Burchfield, D. J., A. Pena, A. J. M. Peters, R. M. Abrams and D. Phillips. Cocaine does not compromise cerebral or myocardial oxygen delivery in fetal sheep. Reproduction Fertility And Development. 8:383-389, 1996.

Eight time-dated pregnant ewes at 125 days' gestation (145 days = term) underwent surgery for placement of fetal vascular catheters, electrodes for recording fetal behavioural state, and maternal venous catheters. Three days later, fetal cerebral and myocardial blood flow were determined by the coloured microsphere technique under four conditions: (1) during rapid-eye movement (REM) sleep, before fetal cocaine infusion, (2) 30 min after initiation of a cocaine infusion to the fetus at 0.2 mg/kg per min, (3) during REM sleep, before maternal cocaine infusion, and (4) 30 min after initiation of a cocaine infusion to the ewe at 0.3 mg/kg per min. Cocaine infusion directly to the fetal lamb did not cause hypoxaemia or significantly change cerebral or myocardial blood flow or oxygen delivery. Cocaine administered to the ewe led to a drop in fetal oxygen tension from 3.0 +/- 0.5 to 2.5 +/- 0.3 kPa (P < 0.0001) and in fetal oxygen content from 3.8 +/- 0.7 to 2.8 +/- 0.4 mmol O-2/L (P < 0.0001).

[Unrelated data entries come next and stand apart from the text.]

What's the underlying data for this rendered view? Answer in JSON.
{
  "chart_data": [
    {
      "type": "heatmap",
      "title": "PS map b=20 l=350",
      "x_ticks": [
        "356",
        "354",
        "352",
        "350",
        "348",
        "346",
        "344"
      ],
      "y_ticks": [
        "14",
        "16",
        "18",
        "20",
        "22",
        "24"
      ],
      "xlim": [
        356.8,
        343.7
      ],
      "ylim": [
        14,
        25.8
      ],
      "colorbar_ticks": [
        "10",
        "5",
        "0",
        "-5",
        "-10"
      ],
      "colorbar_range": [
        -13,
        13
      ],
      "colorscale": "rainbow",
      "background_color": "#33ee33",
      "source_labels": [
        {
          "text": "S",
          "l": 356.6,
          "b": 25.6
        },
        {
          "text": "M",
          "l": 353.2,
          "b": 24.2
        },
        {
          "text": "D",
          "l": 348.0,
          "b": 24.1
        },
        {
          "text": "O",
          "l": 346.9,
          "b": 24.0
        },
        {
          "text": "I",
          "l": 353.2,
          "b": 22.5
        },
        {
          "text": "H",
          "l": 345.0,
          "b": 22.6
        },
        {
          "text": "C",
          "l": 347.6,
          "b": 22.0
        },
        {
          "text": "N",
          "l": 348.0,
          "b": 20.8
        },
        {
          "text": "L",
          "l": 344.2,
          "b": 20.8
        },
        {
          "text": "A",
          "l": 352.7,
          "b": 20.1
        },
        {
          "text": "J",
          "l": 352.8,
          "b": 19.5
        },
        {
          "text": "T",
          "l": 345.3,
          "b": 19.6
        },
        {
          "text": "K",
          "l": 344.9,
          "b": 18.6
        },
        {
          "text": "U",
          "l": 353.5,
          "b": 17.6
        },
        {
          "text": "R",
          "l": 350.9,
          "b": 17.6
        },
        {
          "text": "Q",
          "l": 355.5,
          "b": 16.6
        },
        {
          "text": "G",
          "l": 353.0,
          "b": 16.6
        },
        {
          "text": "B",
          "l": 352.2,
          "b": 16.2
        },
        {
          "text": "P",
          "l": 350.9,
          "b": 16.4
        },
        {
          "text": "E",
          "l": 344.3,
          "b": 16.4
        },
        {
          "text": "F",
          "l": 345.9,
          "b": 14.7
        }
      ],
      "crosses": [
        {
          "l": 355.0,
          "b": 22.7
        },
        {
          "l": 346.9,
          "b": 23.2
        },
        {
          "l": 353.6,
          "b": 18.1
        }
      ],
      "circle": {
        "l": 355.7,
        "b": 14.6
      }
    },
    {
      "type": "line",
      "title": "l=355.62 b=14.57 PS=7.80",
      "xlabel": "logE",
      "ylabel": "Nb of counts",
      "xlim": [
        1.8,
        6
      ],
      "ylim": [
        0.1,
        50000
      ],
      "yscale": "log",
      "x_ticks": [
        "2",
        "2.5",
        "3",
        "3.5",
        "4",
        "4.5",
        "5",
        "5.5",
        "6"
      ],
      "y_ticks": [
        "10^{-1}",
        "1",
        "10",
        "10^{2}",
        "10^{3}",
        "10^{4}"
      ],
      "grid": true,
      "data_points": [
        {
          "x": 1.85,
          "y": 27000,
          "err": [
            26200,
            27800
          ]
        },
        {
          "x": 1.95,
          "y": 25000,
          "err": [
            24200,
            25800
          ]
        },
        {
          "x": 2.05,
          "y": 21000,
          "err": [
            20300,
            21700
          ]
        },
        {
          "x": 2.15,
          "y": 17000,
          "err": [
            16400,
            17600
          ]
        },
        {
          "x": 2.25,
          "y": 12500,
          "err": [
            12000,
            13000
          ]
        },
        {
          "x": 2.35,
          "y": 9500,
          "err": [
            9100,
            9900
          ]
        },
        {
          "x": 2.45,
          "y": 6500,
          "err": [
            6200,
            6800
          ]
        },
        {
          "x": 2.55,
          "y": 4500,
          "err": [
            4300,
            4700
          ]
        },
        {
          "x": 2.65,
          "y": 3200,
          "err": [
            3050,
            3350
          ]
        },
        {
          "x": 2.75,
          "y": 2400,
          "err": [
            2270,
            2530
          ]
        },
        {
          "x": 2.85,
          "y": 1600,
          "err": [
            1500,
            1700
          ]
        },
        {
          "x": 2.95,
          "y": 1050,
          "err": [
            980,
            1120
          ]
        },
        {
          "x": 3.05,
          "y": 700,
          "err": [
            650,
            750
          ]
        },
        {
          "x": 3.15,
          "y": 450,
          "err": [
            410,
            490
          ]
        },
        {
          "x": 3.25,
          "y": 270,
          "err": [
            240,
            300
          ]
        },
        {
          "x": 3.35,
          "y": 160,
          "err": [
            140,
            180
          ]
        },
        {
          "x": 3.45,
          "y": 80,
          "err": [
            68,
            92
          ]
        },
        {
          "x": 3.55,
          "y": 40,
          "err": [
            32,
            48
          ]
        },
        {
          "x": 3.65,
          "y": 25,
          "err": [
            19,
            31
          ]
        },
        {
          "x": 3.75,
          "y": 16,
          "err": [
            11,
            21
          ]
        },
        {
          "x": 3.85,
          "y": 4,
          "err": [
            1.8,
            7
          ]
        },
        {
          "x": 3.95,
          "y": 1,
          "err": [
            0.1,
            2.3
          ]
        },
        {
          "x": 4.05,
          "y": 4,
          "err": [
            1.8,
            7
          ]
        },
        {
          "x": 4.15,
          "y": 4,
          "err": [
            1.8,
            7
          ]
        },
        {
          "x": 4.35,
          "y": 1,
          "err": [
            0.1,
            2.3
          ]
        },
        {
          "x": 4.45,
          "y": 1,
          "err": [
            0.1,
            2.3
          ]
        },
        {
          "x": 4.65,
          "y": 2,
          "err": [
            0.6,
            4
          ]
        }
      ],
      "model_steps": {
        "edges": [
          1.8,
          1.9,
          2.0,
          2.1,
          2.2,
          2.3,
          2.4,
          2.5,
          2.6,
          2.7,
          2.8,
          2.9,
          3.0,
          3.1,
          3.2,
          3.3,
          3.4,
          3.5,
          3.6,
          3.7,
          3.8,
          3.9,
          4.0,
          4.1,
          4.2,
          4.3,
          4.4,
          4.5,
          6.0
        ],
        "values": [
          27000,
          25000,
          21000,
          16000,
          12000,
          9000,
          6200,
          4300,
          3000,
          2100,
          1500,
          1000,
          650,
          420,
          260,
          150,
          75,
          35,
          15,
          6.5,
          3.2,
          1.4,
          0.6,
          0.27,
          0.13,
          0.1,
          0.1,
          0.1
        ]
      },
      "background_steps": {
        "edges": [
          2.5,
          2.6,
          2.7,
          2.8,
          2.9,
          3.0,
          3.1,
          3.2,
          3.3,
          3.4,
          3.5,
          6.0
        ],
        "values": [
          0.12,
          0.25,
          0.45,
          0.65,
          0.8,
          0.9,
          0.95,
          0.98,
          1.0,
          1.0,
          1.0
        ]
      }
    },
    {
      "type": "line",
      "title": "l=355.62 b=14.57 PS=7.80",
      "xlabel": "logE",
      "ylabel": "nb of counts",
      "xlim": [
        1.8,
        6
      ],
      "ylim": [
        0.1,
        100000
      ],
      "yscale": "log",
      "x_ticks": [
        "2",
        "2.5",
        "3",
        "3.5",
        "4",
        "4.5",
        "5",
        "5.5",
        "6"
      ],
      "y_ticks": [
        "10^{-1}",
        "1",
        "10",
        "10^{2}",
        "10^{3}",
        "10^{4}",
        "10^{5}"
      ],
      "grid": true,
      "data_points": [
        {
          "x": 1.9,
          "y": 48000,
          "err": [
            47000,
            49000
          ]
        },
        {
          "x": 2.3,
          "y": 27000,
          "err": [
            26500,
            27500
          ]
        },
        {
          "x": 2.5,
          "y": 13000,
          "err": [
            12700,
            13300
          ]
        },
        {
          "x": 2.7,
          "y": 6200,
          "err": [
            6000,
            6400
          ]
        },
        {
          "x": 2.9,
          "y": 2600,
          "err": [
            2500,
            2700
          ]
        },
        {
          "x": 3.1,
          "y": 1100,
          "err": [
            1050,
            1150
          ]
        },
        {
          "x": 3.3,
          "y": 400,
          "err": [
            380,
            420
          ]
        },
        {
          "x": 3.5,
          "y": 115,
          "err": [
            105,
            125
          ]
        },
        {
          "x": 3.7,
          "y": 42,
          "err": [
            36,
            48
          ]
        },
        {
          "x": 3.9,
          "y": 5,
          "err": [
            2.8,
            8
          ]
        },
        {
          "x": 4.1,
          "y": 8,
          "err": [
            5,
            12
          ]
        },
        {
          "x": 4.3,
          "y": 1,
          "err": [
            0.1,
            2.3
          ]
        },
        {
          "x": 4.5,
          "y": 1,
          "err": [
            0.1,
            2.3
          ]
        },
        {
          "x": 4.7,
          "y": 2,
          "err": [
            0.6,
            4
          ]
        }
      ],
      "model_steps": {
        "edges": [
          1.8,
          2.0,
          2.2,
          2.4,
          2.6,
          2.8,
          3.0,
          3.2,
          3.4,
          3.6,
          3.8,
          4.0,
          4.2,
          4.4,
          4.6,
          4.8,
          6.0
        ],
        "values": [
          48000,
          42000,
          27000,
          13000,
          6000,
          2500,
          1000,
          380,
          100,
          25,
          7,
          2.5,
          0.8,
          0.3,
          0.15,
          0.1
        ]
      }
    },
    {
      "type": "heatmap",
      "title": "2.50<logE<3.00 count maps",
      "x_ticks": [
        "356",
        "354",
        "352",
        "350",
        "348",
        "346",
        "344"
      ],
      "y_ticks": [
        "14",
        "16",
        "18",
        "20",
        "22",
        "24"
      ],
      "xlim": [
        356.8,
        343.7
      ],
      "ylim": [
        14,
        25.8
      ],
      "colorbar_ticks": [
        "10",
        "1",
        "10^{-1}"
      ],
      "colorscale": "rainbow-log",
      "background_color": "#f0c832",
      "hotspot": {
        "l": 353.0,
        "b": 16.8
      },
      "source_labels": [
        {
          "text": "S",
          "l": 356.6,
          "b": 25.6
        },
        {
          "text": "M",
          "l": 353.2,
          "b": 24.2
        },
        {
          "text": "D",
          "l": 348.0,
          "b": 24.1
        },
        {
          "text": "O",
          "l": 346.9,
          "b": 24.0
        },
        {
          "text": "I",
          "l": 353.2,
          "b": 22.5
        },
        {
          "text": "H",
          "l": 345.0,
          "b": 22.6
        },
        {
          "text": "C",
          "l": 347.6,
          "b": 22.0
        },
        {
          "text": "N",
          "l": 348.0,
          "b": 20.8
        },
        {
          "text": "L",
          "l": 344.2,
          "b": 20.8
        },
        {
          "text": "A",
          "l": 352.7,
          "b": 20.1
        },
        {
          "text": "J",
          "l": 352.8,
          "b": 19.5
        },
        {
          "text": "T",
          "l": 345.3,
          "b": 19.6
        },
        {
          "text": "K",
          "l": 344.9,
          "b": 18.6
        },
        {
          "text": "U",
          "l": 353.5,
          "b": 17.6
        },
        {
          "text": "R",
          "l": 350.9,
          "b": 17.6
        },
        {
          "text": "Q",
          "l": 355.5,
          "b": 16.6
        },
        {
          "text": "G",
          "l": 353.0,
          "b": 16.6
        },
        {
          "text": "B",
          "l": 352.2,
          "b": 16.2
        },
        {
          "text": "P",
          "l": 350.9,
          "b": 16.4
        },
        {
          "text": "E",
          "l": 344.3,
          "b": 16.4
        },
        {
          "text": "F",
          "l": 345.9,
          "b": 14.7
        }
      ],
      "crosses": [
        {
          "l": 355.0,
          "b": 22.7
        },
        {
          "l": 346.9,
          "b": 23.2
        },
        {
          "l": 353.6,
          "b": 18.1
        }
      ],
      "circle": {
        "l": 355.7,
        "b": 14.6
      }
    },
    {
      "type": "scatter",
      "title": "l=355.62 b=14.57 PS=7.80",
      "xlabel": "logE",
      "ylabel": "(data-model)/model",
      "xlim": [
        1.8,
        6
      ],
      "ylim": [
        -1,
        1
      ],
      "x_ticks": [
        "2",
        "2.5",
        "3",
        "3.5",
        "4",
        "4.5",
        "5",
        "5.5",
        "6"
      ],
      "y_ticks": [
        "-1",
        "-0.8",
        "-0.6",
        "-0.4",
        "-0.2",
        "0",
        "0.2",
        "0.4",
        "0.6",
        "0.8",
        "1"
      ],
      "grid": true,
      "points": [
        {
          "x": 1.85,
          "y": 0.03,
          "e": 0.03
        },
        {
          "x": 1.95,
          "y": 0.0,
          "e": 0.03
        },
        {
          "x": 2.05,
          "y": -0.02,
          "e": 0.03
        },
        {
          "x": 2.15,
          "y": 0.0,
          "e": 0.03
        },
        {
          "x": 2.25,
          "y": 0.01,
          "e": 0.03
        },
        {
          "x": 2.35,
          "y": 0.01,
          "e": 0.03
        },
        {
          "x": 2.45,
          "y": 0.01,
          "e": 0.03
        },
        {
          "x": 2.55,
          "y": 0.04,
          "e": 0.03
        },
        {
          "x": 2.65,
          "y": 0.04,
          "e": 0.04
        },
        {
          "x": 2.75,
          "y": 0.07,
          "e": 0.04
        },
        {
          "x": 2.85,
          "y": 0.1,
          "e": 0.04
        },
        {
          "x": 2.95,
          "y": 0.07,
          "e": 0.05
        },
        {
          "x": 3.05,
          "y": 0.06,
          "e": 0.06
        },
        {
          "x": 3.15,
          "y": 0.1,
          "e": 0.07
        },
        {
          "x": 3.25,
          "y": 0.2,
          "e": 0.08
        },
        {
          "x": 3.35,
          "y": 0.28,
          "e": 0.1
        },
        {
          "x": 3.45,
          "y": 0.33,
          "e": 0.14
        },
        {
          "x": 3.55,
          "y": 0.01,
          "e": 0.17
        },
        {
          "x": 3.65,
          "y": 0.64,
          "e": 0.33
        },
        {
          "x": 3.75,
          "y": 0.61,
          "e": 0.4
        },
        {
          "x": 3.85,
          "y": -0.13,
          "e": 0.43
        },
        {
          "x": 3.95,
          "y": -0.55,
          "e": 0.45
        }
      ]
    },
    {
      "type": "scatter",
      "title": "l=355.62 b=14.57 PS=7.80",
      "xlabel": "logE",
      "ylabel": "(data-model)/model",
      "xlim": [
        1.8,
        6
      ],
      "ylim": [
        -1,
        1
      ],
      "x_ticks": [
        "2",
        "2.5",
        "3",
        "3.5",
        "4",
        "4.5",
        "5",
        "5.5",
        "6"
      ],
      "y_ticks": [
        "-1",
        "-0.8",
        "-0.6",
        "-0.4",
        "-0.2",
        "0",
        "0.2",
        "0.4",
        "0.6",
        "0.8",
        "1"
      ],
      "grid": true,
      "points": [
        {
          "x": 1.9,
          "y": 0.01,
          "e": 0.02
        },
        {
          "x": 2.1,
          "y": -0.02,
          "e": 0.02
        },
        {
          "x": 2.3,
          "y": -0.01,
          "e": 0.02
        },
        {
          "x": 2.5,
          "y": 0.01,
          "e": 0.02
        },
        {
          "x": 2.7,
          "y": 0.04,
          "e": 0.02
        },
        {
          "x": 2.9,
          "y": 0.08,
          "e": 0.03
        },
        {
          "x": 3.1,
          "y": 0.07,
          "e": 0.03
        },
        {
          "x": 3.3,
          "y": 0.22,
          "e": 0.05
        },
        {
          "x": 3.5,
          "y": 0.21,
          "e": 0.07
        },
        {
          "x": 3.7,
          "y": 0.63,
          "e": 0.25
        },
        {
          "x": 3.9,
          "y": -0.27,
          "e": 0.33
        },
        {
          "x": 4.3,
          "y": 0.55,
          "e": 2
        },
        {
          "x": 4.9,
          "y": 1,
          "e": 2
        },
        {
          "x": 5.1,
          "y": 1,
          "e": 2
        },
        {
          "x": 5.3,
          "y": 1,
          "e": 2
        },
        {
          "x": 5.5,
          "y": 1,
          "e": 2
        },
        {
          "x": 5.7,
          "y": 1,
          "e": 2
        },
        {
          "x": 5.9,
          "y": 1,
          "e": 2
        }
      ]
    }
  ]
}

Prior to maternal cocaine administration, fetal cerebral blood flow was 146 +/- 103 mL/100 g per min and during maternal cocaine infusion it went to 184 +/- 147 mL/100 g per min (P = NS) while myocardial blood flow increased from 156 +/- 92 to 333 +/- 178 mL/100 g per min (P < 0.002). This increase in blood flow negated the effects of hypoxaemia so that cerebral oxygen delivery was unaffected while myocardial oxygen delivery increased an average of 67%. It is concluded that cocaine administration to pregnant sheep does not impede fetal cerebral or myocardial oxygen delivery.